Before preceeding to this next post, I just want to give big ups to David at GreenCine for linking this here site to the most excellent blog at GreenCine.
Welcome to all you new readers. Thank you all for stopping by.
Onward and upward.

Welcome to all you new readers. Thank you all for stopping by.
Onward and upward.

Cinephilia is the focal point of both Walker Percy's beautiful debut novel The Moviegoer and "counterculture"-term-coiner Theodore Roszak's paranoid fantasy Flicker. Having accidentally just read the two books back-to-back, I was struck at the lack of novels regarding film culture. Sure, there are plenty of films on films, including the recent (and undeniably brilliant) TRISTRAM SHANDY: A COCK AND BULL STORY. But, where are the novels of film?
The Moviegoer presents the existential dilema of one Binx Bolling, a on-the-cusp-of-30 stockbroker living the single life in New Orleans. An active moviegoer and womanizer, Binx ponders his lot in life amidst the lazy summer of the Big Easy. Taking his cues from French writers, Walker Percy's 1962 novel presents a very American version of the "existential novel" (Albert Camus' The Stranger). Supposedly, Terrence Malick wrote an adaptation of the novel sometime in the 1970's. More comedic in nature than it may sound, this astute National Book Award-winning novel is profound and deeply Romantic. Binx's revelation equates moviegoing to the most spiritual of acts, one that enriches the soul. Percy's debut novel now has an added layer of bittersweetness to it with the tragic events that occurred in New Orleans this past year. The Moviegoer should be remembered not just as one of the numerous great literary works of New Orleans, but as one of the great American novels.

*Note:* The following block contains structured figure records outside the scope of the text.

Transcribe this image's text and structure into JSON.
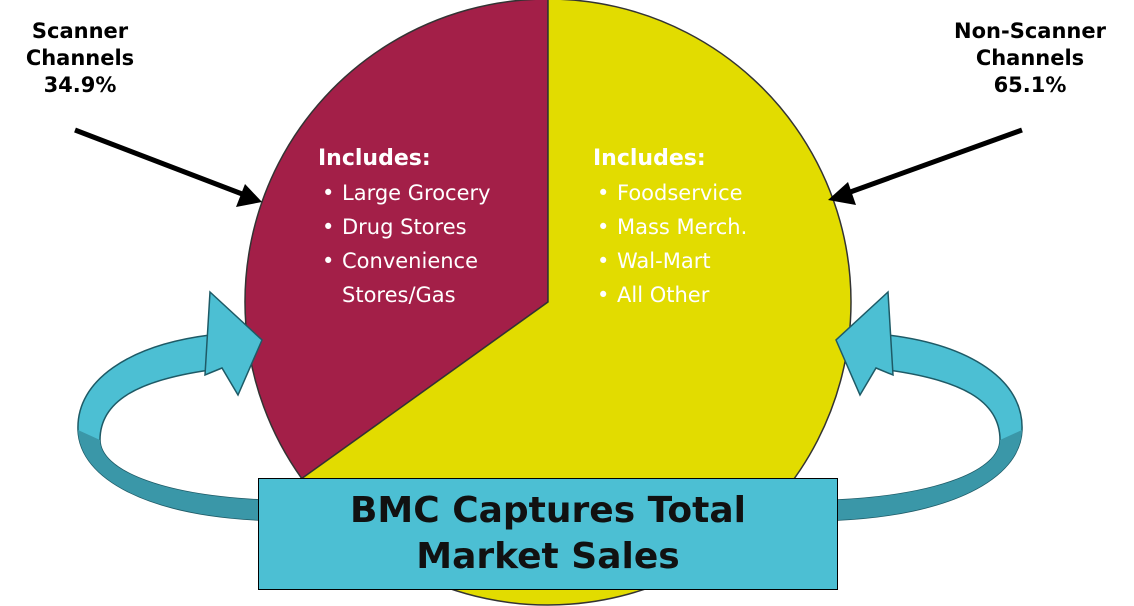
{
  "chart_data": {
    "type": "pie",
    "categories": [
      "Scanner Channels",
      "Non-Scanner Channels"
    ],
    "values": [
      34.9,
      65.1
    ],
    "value_labels": [
      "34.9%",
      "65.1%"
    ],
    "colors": [
      "#a31f48",
      "#e2dc00"
    ],
    "includes": [
      {
        "heading": "Includes:",
        "items": [
          "Large Grocery",
          "Drug Stores",
          "Convenience Stores/Gas"
        ]
      },
      {
        "heading": "Includes:",
        "items": [
          "Foodservice",
          "Mass Merch.",
          "Wal-Mart",
          "All Other"
        ]
      }
    ],
    "banner": "BMC Captures Total Market Sales"
  }
}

Theodore Roszak's Flicker, on the other hand, presents moviegoing as a most sinister act; perhaps the flipside of The Moviegoer. Beginning as an exhilirating account of how one becomes a cinephile, the novel slowly becomes a paranoid horror story about the potential evils of film. Narrator Professor Jonathan Gates is the first and foremost expert of the largely forgotten b-movie director Max Castle (surely an homage to filmmaker William Castle). Innocently, his love affair with the cinema begins in an allegoric cave, a basement movie theater in Los Angeles. Soon thereafter, budding moviegoer Gates strikes up an intimate affair with the theater's owner Clare Swann, a soon-to-be Pauline Kael-like nationally recognized film critic. Roszak's command of film history is staggering in the novel's first half when the mystery of Max Castle is only beginning. He has a gift of gently interplaying the fictional and real; frequently shifting between actual films and the fake films of the novel.According to the edition I read, a movie adaptation is in the works with both FIGHT CLUB screenwriter Jim Uhls and PI director Darren Aronofsky involved. One only hopes that they, too, can balance the real/unreal film history evenly. Gates, later, becomes fixated on the works of the German director Max Castle when accidentally viewing one of his "lost" films. An undescribable hypnosis occurs when the film is watched. After investigating what fragments remain of his chopped-up American b-movies, Gates discovers subliminal messages contained in the films lighting and its flicker--inbetween the frames. What are the messages? Where did Castle learn them? What purpose do the messages serve? The answers to these questions lead Professor Gates on a decades long search that involves Old Hollywood cinematographers, sleazy Roger Corman-esque exploitation moguls, Orson Welles and John Huston themselves, and most importantly a pre-Christian cult that controls Hollywood itself. Flicker descends into a rather silly paranoid fantasy in its end (much like a Max Castle film), but the lead up is a taut and effective thriller that could find its home on any cinephile's shelf.